That’s not to say that there’s no value in rankings. I spent countless hours on my personal rankings and many others do as well. But at the end of the day, they’re really just a guide. That’s why we’ve evolved regular rankings into tiered rankings.

The main thing to understand about rankings is where they come from. When I’m formulating my own rankings, I take many things into account:

  • Past performance
  • Projected performance for the upcoming season
  • Offensive role, scheme and NFL team
  • Average Draft Position (ADP)
  • Consensus rankings/perceived value
  • Personal preference
  • Other mitigating factors (injury history, contract situation, off-the-field issues)
  • Scoring settings/league format

Throw all of these factors into a blender and you get the magical potion known as my fantasy football rankings. This isn’t necessarily the way that all rankings are formed, but it should illustrate just how many different things go into the process.

Perhaps I shouldn’t care what other people think about a particular player. In leagues where you can’t make trades, I do care quite a bit less. Think about it. In a redraft league, you’re taking Adrian Peterson with the first pick, even if you’re convinced that Jamaal Charles will outscore him. You do this because you should be able to turn around and trade Peterson for Charles and something else. In trading leagues, it’s very important to draft highly valued players in order to give yourself options to reshape your roster as the season unfolds.

Even when I really like a player, I won’t necessarily place him extremely high in my rankings if he’s going to be available later in drafts. For instance, I loved Danny Amendola in fantasy drafts going into the 2012 season. But I would often find myself drafting players that I liked less than Amendola. That’s because I knew I could still get Amendola a bit later.

If you want more of an unbiased approach to rankings, use projections. Projections are exactly what they sound like. They are exact statistical predictions for the upcoming season.
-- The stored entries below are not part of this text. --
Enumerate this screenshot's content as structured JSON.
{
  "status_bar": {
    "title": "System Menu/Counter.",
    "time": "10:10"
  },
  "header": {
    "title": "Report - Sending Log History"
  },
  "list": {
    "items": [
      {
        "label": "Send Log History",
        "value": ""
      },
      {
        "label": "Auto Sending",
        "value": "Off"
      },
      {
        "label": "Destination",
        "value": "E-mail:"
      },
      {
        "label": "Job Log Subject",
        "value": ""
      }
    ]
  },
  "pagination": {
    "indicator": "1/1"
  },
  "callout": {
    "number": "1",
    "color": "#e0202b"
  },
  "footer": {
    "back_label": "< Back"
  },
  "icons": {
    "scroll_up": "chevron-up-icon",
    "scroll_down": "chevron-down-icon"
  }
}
At this point, the week-to-week projections won’t really help you, but the overall projections can be very helpful.

The problem with projections is the same as its strengths. It doesn’t account for any other factors. That’s why I tend to incorporate projections into my rankings instead of just blindly following them. That doesn’t mean that you should blindly follow rankings, either.
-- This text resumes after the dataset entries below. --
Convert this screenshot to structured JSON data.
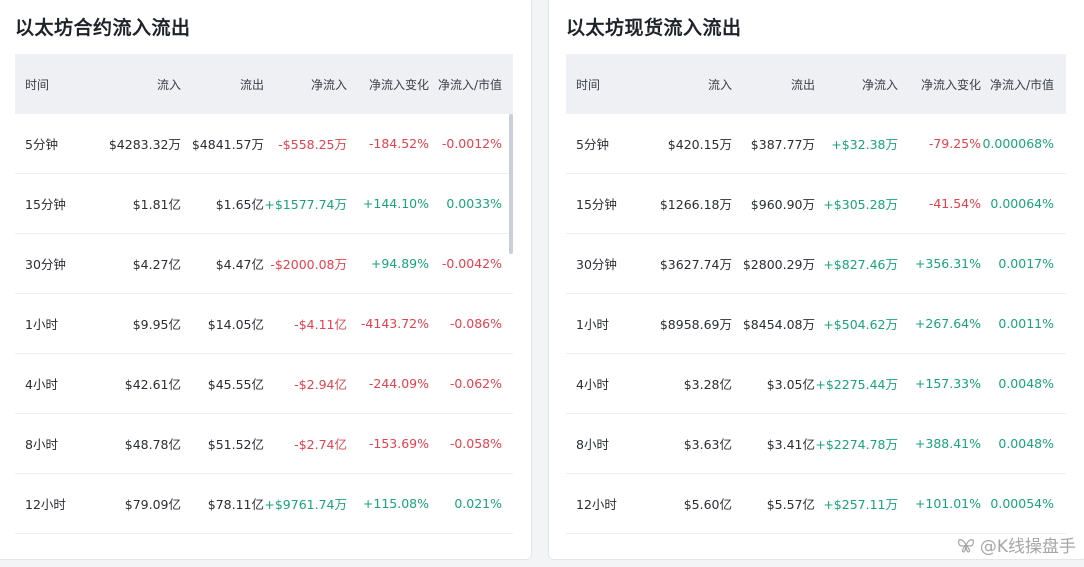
{
  "futures": {
    "title": "以太坊合约流入流出",
    "headers": [
      "时间",
      "流入",
      "流出",
      "净流入",
      "净流入变化",
      "净流入/市值"
    ],
    "rows": [
      {
        "cells": [
          "5分钟",
          "$4283.32万",
          "$4841.57万",
          "-$558.25万",
          "-184.52%",
          "-0.0012%"
        ],
        "signs": [
          "",
          "",
          "",
          "neg",
          "neg",
          "neg"
        ]
      },
      {
        "cells": [
          "15分钟",
          "$1.81亿",
          "$1.65亿",
          "+$1577.74万",
          "+144.10%",
          "0.0033%"
        ],
        "signs": [
          "",
          "",
          "",
          "pos",
          "pos",
          "pos"
        ]
      },
      {
        "cells": [
          "30分钟",
          "$4.27亿",
          "$4.47亿",
          "-$2000.08万",
          "+94.89%",
          "-0.0042%"
        ],
        "signs": [
          "",
          "",
          "",
          "neg",
          "pos",
          "neg"
        ]
      },
      {
        "cells": [
          "1小时",
          "$9.95亿",
          "$14.05亿",
          "-$4.11亿",
          "-4143.72%",
          "-0.086%"
        ],
        "signs": [
          "",
          "",
          "",
          "neg",
          "neg",
          "neg"
        ]
      },
      {
        "cells": [
          "4小时",
          "$42.61亿",
          "$45.55亿",
          "-$2.94亿",
          "-244.09%",
          "-0.062%"
        ],
        "signs": [
          "",
          "",
          "",
          "neg",
          "neg",
          "neg"
        ]
      },
      {
        "cells": [
          "8小时",
          "$48.78亿",
          "$51.52亿",
          "-$2.74亿",
          "-153.69%",
          "-0.058%"
        ],
        "signs": [
          "",
          "",
          "",
          "neg",
          "neg",
          "neg"
        ]
      },
      {
        "cells": [
          "12小时",
          "$79.09亿",
          "$78.11亿",
          "+$9761.74万",
          "+115.08%",
          "0.021%"
        ],
        "signs": [
          "",
          "",
          "",
          "pos",
          "pos",
          "pos"
        ]
      }
    ]
  },
  "spot": {
    "title": "以太坊现货流入流出",
    "headers": [
      "时间",
      "流入",
      "流出",
      "净流入",
      "净流入变化",
      "净流入/市值"
    ],
    "rows": [
      {
        "cells": [
          "5分钟",
          "$420.15万",
          "$387.77万",
          "+$32.38万",
          "-79.25%",
          "0.000068%"
        ],
        "signs": [
          "",
          "",
          "",
          "pos",
          "neg",
          "pos"
        ]
      },
      {
        "cells": [
          "15分钟",
          "$1266.18万",
          "$960.90万",
          "+$305.28万",
          "-41.54%",
          "0.00064%"
        ],
        "signs": [
          "",
          "",
          "",
          "pos",
          "neg",
          "pos"
        ]
      },
      {
        "cells": [
          "30分钟",
          "$3627.74万",
          "$2800.29万",
          "+$827.46万",
          "+356.31%",
          "0.0017%"
        ],
        "signs": [
          "",
          "",
          "",
          "pos",
          "pos",
          "pos"
        ]
      },
      {
        "cells": [
          "1小时",
          "$8958.69万",
          "$8454.08万",
          "+$504.62万",
          "+267.64%",
          "0.0011%"
        ],
        "signs": [
          "",
          "",
          "",
          "pos",
          "pos",
          "pos"
        ]
      },
      {
        "cells": [
          "4小时",
          "$3.28亿",
          "$3.05亿",
          "+$2275.44万",
          "+157.33%",
          "0.0048%"
        ],
        "signs": [
          "",
          "",
          "",
          "pos",
          "pos",
          "pos"
        ]
      },
      {
        "cells": [
          "8小时",
          "$3.63亿",
          "$3.41亿",
          "+$2274.78万",
          "+388.41%",
          "0.0048%"
        ],
        "signs": [
          "",
          "",
          "",
          "pos",
          "pos",
          "pos"
        ]
      },
      {
        "cells": [
          "12小时",
          "$5.60亿",
          "$5.57亿",
          "+$257.11万",
          "+101.01%",
          "0.00054%"
        ],
        "signs": [
          "",
          "",
          "",
          "pos",
          "pos",
          "pos"
        ]
      }
    ]
  },
  "colors": {
    "positive": "#1aa37b",
    "negative": "#e5414d"
  },
  "watermark": {
    "icon": "butterfly-icon",
    "text": "@K线操盘手"
  }
}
Use rankings as a guide, whether they are your own or from some other source. Every draft unfolds differently. The rankings don’t account for this. It’s not easy to evaluate the relative value of a player to another player at a different position. Quarterbacks will almost always be ranked higher than their draft position would indicate. Running backs are almost the exact opposite.
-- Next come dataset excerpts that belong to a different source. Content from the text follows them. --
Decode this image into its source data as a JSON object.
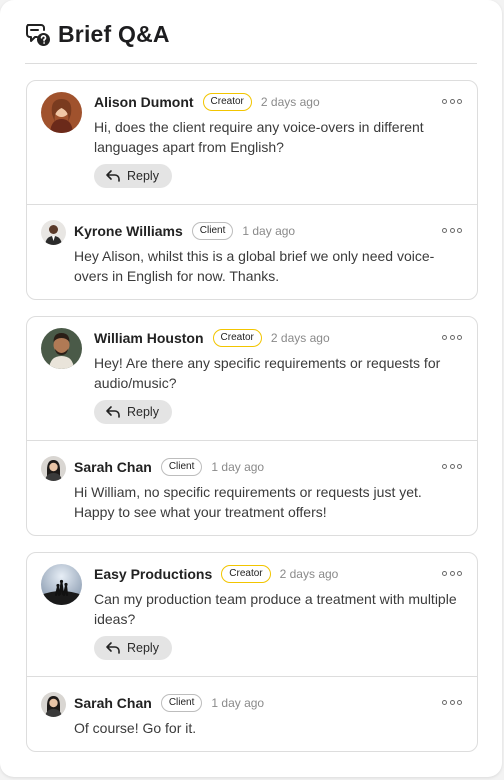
{
  "header": {
    "title": "Brief Q&A",
    "icon": "chat-question-icon"
  },
  "threads": [
    {
      "parent": {
        "name": "Alison Dumont",
        "role": "Creator",
        "time": "2 days ago",
        "text": "Hi, does the client require any voice-overs in different languages apart from English?",
        "reply_label": "Reply"
      },
      "reply": {
        "name": "Kyrone Williams",
        "role": "Client",
        "time": "1 day ago",
        "text": "Hey Alison, whilst this is a global brief we only need voice-overs in English for now. Thanks."
      }
    },
    {
      "parent": {
        "name": "William Houston",
        "role": "Creator",
        "time": "2 days ago",
        "text": "Hey! Are there any specific requirements or requests for audio/music?",
        "reply_label": "Reply"
      },
      "reply": {
        "name": "Sarah Chan",
        "role": "Client",
        "time": "1 day ago",
        "text": "Hi William, no specific requirements or requests just yet. Happy to see what your treatment offers!"
      }
    },
    {
      "parent": {
        "name": "Easy Productions",
        "role": "Creator",
        "time": "2 days ago",
        "text": "Can my production team produce a treatment with multiple ideas?",
        "reply_label": "Reply"
      },
      "reply": {
        "name": "Sarah Chan",
        "role": "Client",
        "time": "1 day ago",
        "text": "Of course! Go for it."
      }
    }
  ],
  "colors": {
    "creator_badge": "#f2c500",
    "client_badge": "#bdbdbd",
    "reply_button": "#e4e4e4"
  }
}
Don’t try to use a bunch of different rankings. If you want to create a spreadsheet with a couple of different sets, that’s probably okay. But don’t show up to your draft with 50 pages of rankings. You’re going to spend more time crossing off players than you will actually thinking. Trust me, I learned this from experience.

Unless you formulate your own rankings, you will never know exactly why the players are ranked the way that they are. At the end of the day, there’s a lot of personal preference in all rankings. Make sure that when you draft, you’re following your own preferences. If you draft the players that you like, you’re going to like your team better. At the end of the day, only one team can win your fantasy league. Hedge your bets a bit by at least guaranteeing that you will have some fun.

Thanks for reading and good luck to you this season.